Смерть прервала его работу по подготовке к изданию полного собрания своих сочинений – собрания, которое он посвятил Маргарите. Оно вышло в свет уже после смерти автора под редакцией его приятеля, Антуана Дюмулена, тоже секретаря королевы. Дюмулен исполнил последнюю волю поэта и украсил издание посвящением – надписью, долженствовавшей выразить чувства Деперье к Маргарите. Ей завещал поэт единственное свое богатство – свои рукописи.
В 1545 году Кальвин написал трактат «Против либертинов[73]», в котором указывал на то, что Маргарита допускает людей этой категории к себе и что они совращают ее с пути истины.
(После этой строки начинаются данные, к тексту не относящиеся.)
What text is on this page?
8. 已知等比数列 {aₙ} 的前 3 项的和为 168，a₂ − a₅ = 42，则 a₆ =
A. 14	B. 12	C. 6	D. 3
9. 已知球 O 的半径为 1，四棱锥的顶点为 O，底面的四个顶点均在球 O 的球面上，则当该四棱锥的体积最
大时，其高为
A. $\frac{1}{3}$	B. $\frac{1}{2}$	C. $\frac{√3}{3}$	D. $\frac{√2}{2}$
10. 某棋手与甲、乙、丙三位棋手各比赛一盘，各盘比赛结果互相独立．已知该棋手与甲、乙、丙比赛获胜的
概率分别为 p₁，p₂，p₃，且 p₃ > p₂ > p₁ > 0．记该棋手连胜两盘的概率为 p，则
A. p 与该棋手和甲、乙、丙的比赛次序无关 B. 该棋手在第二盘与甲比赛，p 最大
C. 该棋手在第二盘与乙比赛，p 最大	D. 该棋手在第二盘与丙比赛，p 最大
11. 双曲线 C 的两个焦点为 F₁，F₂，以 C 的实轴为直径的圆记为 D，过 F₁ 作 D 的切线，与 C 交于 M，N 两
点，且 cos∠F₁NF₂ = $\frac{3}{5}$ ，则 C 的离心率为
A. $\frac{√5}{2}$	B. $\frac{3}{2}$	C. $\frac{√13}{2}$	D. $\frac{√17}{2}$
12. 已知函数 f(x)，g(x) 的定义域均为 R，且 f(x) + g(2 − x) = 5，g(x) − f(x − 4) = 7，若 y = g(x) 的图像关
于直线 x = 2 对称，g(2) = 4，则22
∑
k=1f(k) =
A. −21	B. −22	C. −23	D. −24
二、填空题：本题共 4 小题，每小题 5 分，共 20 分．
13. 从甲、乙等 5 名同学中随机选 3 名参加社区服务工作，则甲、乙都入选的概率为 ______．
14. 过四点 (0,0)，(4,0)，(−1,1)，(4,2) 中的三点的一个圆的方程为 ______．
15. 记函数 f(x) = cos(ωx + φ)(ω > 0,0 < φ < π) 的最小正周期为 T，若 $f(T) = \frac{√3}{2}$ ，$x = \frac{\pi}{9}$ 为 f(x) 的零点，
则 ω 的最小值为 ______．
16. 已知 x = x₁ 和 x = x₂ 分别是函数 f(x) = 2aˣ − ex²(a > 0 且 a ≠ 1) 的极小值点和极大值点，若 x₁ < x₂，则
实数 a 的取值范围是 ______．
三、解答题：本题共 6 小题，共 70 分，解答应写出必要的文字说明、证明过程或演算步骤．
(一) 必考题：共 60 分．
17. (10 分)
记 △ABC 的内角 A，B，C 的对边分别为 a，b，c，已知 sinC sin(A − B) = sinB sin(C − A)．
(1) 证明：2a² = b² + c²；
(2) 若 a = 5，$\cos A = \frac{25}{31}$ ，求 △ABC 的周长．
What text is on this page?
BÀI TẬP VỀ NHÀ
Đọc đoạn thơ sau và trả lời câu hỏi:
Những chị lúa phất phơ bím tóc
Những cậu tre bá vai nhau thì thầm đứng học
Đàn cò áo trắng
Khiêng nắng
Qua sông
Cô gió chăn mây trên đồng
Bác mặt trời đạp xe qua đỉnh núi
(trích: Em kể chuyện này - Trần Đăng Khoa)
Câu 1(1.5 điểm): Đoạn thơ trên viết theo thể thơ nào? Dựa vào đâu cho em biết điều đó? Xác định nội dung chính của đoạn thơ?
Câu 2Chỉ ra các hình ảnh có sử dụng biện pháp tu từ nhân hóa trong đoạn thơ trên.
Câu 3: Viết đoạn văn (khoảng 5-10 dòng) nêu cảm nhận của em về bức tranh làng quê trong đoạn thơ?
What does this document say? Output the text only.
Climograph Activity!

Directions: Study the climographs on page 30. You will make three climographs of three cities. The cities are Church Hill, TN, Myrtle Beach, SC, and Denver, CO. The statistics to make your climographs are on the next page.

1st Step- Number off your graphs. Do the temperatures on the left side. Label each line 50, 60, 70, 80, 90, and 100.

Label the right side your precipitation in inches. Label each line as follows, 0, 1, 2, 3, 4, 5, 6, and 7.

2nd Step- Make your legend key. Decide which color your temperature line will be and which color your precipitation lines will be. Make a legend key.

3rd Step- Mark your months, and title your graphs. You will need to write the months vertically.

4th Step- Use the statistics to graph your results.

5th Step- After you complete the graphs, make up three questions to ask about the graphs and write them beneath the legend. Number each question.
К нему был приложен другой (небольшой) «Трактат, указывающий, что должен делать верный человек, познавший евангельскую истину, когда он находится среди папистов». Здесь Кальвин строго разбирал и критиковал всех людей, окружавших Маргариту, распределив их по классам. Тут говорилось о протестантах, которые, для того чтобы угодить своим покровителям или чтобы сохранить свои бенефиции, соглашались служить мессу под тем предлогом, что это вещь внешняя и безразличная (намек на Русселя); говорилось о вельможах и царедворцах, которые, пожалуй, и перешли бы в новое вероисповедание, если бы оно не мешало им предаваться всякого рода удовольствиям и наслаждениям; упоминалось об ученых и гуманистах, которые только в теории желают церковной реформы, но ничего не делают для этого и создают «свою собственную религию» при помощи платоновских идей, считая себя выше всяких внешних форм. Нападки, казалось, были прямо направлены против королевы. Естественно, что оба эти трактата, написанные человеком, которого она ценила, защищала и укрывала у себя в пору гонений, произвели на нее тяжелое впечатление. Это дошло до Женевы, и Кальвин написал (ставшее знаменитым) письмо к Маргарите. Это письмо мы приводим целиком ввиду его особенной ценности как для характеристики королевы, так и для характеристики самого реформатора.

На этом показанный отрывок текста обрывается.